Friday, October 12, 2007

Aashram.

Palghar is collage of memories… My memories swing between extremely sad professional experiences and exceedingly satisfying personal growth. Ancient Indian culture narrates a lot about ‘Ashram’s. Serenity of woods, peace of spirituality and wisdom of knowledge together construct the concept of ‘Ashram’. And to certain extent, it was my ‘Ashram’ – learning place, in spite of the most disappointing professional experiences!

On the very first day, a tiny village unfolded in front of my eyes as I followed the curved path in a rickshaw. I had a glimpse of it while in train- I’d entered in the world of emerald..!! A narrow path, clean and green took a sharp turn and led me to a small village school and a primary health center. I halted at the doorsteps of my house- a deserted, old fort covered with wild grass and dust caught my attention. That was my backyard!!! And beyond the fort I saw green world extended towards blue of the sea! A jackfruit tree stood tall at my door steps and few hibiscus shrubs painted the front yard red :-). This was my first ‘date’ with my house!

I took no time to fall in love with it of course; though nights were bit scary at times. With no electricity for hours together, the old fort and autopsy room next to it had daunting effect on everyone around. But most of the times, these nights bestowed most peaceful moments of my life. I enjoyed beloved ‘Megh-dootam’ on a chair below jackfruit tree, underneath twinkling stars or clouds at times, when serenity was bordered with distant roar of night sea. That was the perfect time of life, when in spite of unstable career; I was at perfect peace- on my beloved land, amidst my beloved nature and ever drempt simplicity.
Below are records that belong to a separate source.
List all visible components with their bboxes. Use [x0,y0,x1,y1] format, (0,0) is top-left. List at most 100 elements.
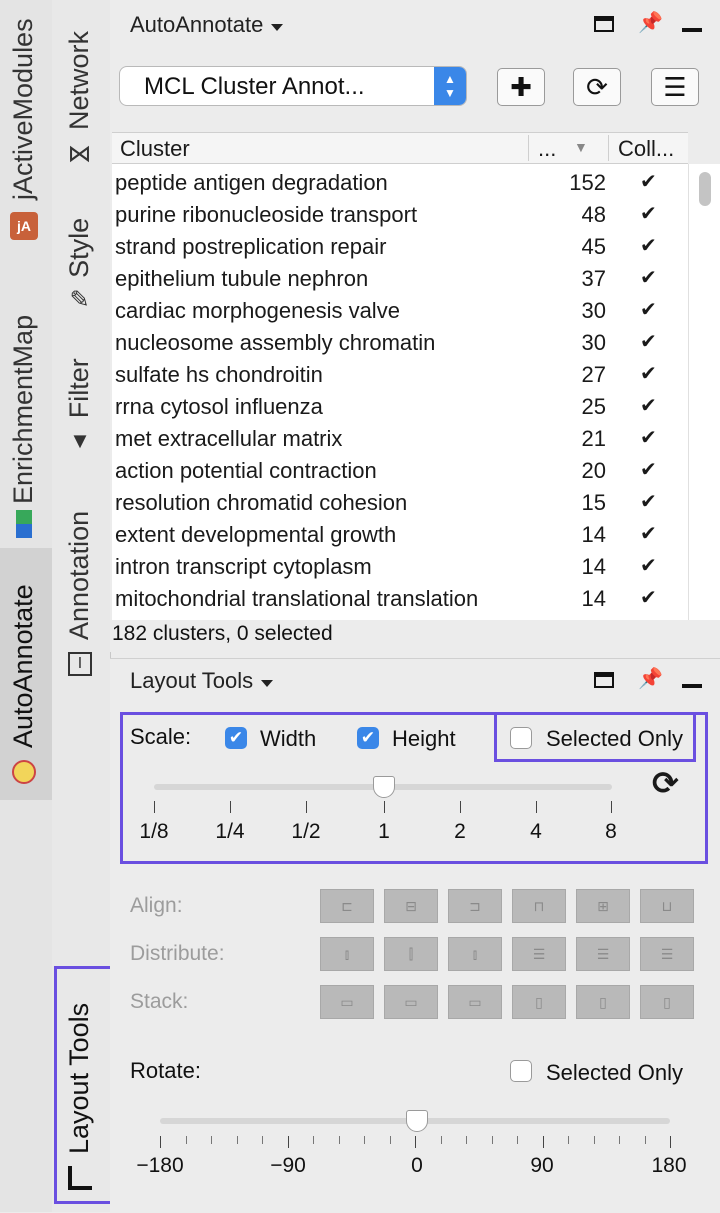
stack-right-button[interactable]: ▭ [448,985,502,1019]
distribute-bottom-button[interactable]: ☰ [640,937,694,971]
scale-slider-thumb[interactable] [373,776,395,798]
sidebar-item-autoannotate-label[interactable]: AutoAnnotate [8,584,39,784]
sidebar-item-jactivemodules[interactable]: jA jActiveModules [8,18,39,240]
align-label: Align: [130,894,183,917]
distribute-left-icon: ⫾ [344,945,350,962]
cluster-name: sulfate hs chondroitin [115,362,323,387]
cluster-count: 15 [581,490,606,515]
autoannotate-icon [11,760,36,784]
check-icon: ✔ [640,459,657,481]
pin-icon[interactable]: 📌 [638,666,663,691]
stack-left-icon: ▭ [340,993,354,1010]
scale-selected-only-checkbox[interactable] [510,727,532,749]
rotate-tick-mark [619,1136,620,1144]
table-scrollbar[interactable] [688,164,720,620]
add-annotation-set-button[interactable]: ✚ [497,68,545,106]
table-row[interactable]: intron transcript cytoplasm 14 ✔ [112,550,688,582]
cluster-count: 14 [581,522,606,547]
menu-button[interactable]: ☰ [651,68,699,106]
panel-title-menu[interactable]: AutoAnnotate [130,12,284,38]
scale-selected-only-label: Selected Only [546,726,683,751]
plus-icon: ✚ [510,71,532,102]
brush-icon: ✎ [69,286,90,314]
align-center-button[interactable]: ⊟ [384,889,438,923]
table-row[interactable]: strand postreplication repair 45 ✔ [112,230,688,262]
rotate-selected-only-checkbox[interactable] [510,1060,532,1082]
table-row[interactable]: resolution chromatid cohesion 15 ✔ [112,486,688,518]
align-right-button[interactable]: ⊐ [448,889,502,923]
column-header-count[interactable]: ... [538,136,556,162]
rotate-tick-mark [568,1136,569,1144]
stack-right-icon: ▭ [468,993,482,1010]
table-row[interactable]: purine ribonucleoside transport 48 ✔ [112,198,688,230]
rotate-tick-mark [287,1136,289,1148]
sidebar-item-network[interactable]: ⋈ Network [64,31,95,168]
align-bottom-button[interactable]: ⊔ [640,889,694,923]
cluster-count: 37 [581,266,606,291]
scrollbar-thumb[interactable] [699,172,711,206]
width-checkbox[interactable]: ✔ [225,727,247,749]
align-left-button[interactable]: ⊏ [320,889,374,923]
table-row[interactable]: extent developmental growth 14 ✔ [112,518,688,550]
annotation-set-select[interactable]: MCL Cluster Annot... ▲ ▼ [119,66,467,106]
table-row[interactable]: nucleosome assembly chromatin 30 ✔ [112,326,688,358]
cluster-count: 14 [581,586,606,611]
layout-tools-title-menu[interactable]: Layout Tools [130,668,274,694]
check-icon: ✔ [640,267,657,289]
cluster-name: rrna cytosol influenza [115,394,323,419]
distribute-top-button[interactable]: ☰ [512,937,566,971]
pin-icon[interactable]: 📌 [638,10,663,35]
table-row[interactable]: cardiac morphogenesis valve 30 ✔ [112,294,688,326]
distribute-center-button[interactable]: ⫿ [384,937,438,971]
distribute-top-icon: ☰ [532,945,546,962]
sidebar-item-label: Annotation [64,510,94,640]
cluster-count: 152 [569,170,606,195]
refresh-button[interactable]: ⟳ [573,68,621,106]
cluster-count: 21 [581,426,606,451]
sidebar-item-layout-tools-label[interactable]: Layout Tools [64,1003,95,1190]
table-row[interactable]: epithelium tubule nephron 37 ✔ [112,262,688,294]
align-bottom-icon: ⊔ [661,897,673,914]
rotate-tick-label: 180 [651,1154,687,1177]
minimize-icon[interactable] [682,684,702,688]
distribute-right-icon: ⫾ [472,945,478,962]
scale-tick-label: 1/8 [139,820,169,843]
align-middle-button[interactable]: ⊞ [576,889,630,923]
table-row[interactable]: peptide antigen degradation 152 ✔ [112,166,688,198]
height-checkbox[interactable]: ✔ [357,727,379,749]
rotate-tick-mark [542,1136,544,1148]
jactivemodules-icon: jA [9,212,38,240]
distribute-right-button[interactable]: ⫾ [448,937,502,971]
float-window-icon[interactable] [594,16,614,32]
distribute-center-icon: ⫿ [408,945,414,962]
table-row[interactable]: met extracellular matrix 21 ✔ [112,422,688,454]
sidebar-item-annotation[interactable]: I Annotation [64,511,95,676]
distribute-left-button[interactable]: ⫾ [320,937,374,971]
stack-middle-button[interactable]: ▯ [576,985,630,1019]
stack-center-button[interactable]: ▭ [384,985,438,1019]
column-header-cluster[interactable]: Cluster [120,136,190,162]
rotate-slider-thumb[interactable] [406,1110,428,1132]
table-row[interactable]: mitochondrial translational translation 1… [112,582,688,614]
reset-scale-icon[interactable]: ⟳ [652,764,679,802]
table-row[interactable]: rrna cytosol influenza 25 ✔ [112,390,688,422]
table-row[interactable]: action potential contraction 20 ✔ [112,454,688,486]
rotate-tick-mark [440,1136,442,1144]
minimize-icon[interactable] [682,28,702,32]
distribute-middle-button[interactable]: ☰ [576,937,630,971]
stack-left-button[interactable]: ▭ [320,985,374,1019]
chevron-down-icon [271,24,284,32]
column-header-collapsed[interactable]: Coll... [618,136,674,162]
rotate-tick-label: 0 [411,1154,423,1177]
sidebar-item-enrichmentmap[interactable]: EnrichmentMap [8,315,39,538]
align-top-button[interactable]: ⊓ [512,889,566,923]
sidebar-item-style[interactable]: ✎ Style [64,218,95,314]
float-window-icon[interactable] [594,672,614,688]
table-row[interactable]: sulfate hs chondroitin 27 ✔ [112,358,688,390]
sidebar-item-filter[interactable]: ▼ Filter [64,358,95,453]
cluster-count: 25 [581,394,606,419]
stack-top-button[interactable]: ▯ [512,985,566,1019]
check-icon: ✔ [640,523,657,545]
rotate-tick-mark [160,1136,161,1148]
stack-bottom-button[interactable]: ▯ [640,985,694,1019]
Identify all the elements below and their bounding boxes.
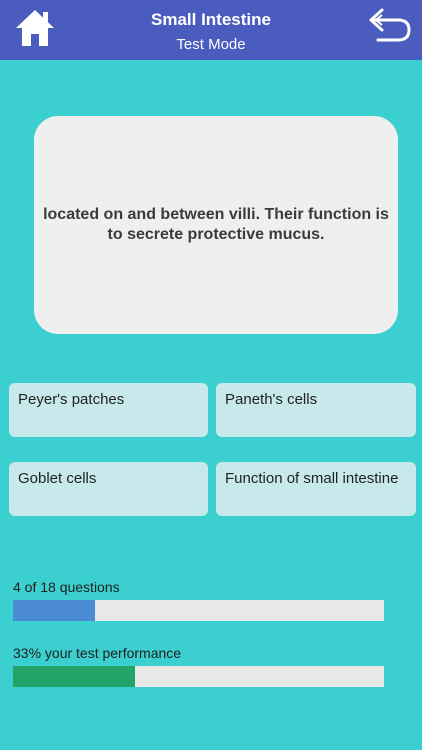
- performance-label: 33% your test performance: [13, 645, 182, 661]
- question-card: located on and between villi. Their func…: [34, 116, 398, 334]
- answer-option-1[interactable]: Peyer's patches: [9, 383, 208, 437]
- performance-bar: [13, 666, 384, 687]
- undo-arrow-icon[interactable]: [368, 6, 412, 44]
- header-bar: Small Intestine Test Mode: [0, 0, 422, 60]
- answer-option-2[interactable]: Paneth's cells: [216, 383, 416, 437]
- progress-bar: [13, 600, 384, 621]
- mode-subtitle: Test Mode: [176, 36, 246, 53]
- answer-option-4[interactable]: Function of small intestine: [216, 462, 416, 516]
- progress-bar-fill: [13, 600, 96, 621]
- page-title: Small Intestine: [151, 10, 271, 29]
- question-text: located on and between villi. Their func…: [43, 206, 389, 243]
- performance-bar-fill: [13, 666, 136, 687]
- answer-option-3[interactable]: Goblet cells: [9, 462, 208, 516]
- progress-label: 4 of 18 questions: [13, 579, 120, 595]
Another road always made my morning walks a wonderful experience. It was a narrow road bordered with tall trees enough to remind me of ancient forests. It led to few poor fishermen houses and sea. I always felt as if I was entering another time, when human species was experiencing crucial phases of evolution. When few temporary houses were built at sea shores and river banks and people with half covered bodies wandered along the sea in the search of food with primitive farming… ah, it was amazing gift of time! When I could think on anthropology and that was the time when I actually could relate my knowledge of medical science to anthropology, evolution and arts! It was the time when I found it all interconnected! It was bliss.

And then, with my mind filled with divine pleasure, I would return to my PHC for my beloved work. Lines of patients always made my day! Here, I experienced that smiles do work!! Sweet words do heal to some extent, yes! The chair, on which I sat, had lost all the trust and respect. I, being very ordinary doctor with very limited resources, could gain it back only with my smiles and tongue and palms. A pat on back and love in eyes built respect and trust. It was miraculous!

I remember those tribal patients, who did not have money to travel and eat, who stayed at places where no vehicle could reach, and who were afraid of my PHC for that place always drained their tiny savings!!!! 100Rs/ saline or glucose, 200Rs/ normal delivery, 15Rs/ injection… it was horrible! And they were always offered two injections- everyone!! One usually contained a steroid and another contained painkiller or normal saline or even distilled water!!! Sometimes they would get the same ‘medication’ on each arm- for just 30Rs! And it was a system! Word ‘system’ itself indicates rigidity and involvement of politics. There were few staff nurses and field workers, who protested change! Played filthy politics and troubled by hideous means! And they claimed to be part of a noble profession! Professional descendants of Joan of Arc!

Hmm, while re-reading this now, I feel, I never felt so bitter about it that time. Even now, when I re-think, I realize that it wasn’t that simple really. Faulty too have their stories. Lives were screwed to great extent; screwed due to poverty, deceits, addictions… I remember long talks with those people as well and I remember that those brought tears! They repeated the eternal sufferings of womanhood. They repeated helplessness of poverty. I lived at two extremes. Extreme security at home in city and extreme insecurity about everything here!

There, I’d big hospitals waiting for me at 5 minutes walk even if I sneeze casually. I slept carelessly in my bed, without even a single mosquito bite! And here… here, a 15 yr old girl got bitten by cobra when she was deep asleep in her own bed in her own house. After her death in my PHC, I could not sleep in my bed for several nights at any place! In PHC, I felt insecure and at home I was uncomfortable with comfort and security I had… when another 15 yr old girl could not have it at her house…

Hmmm, It was an experience… golden days in my life!!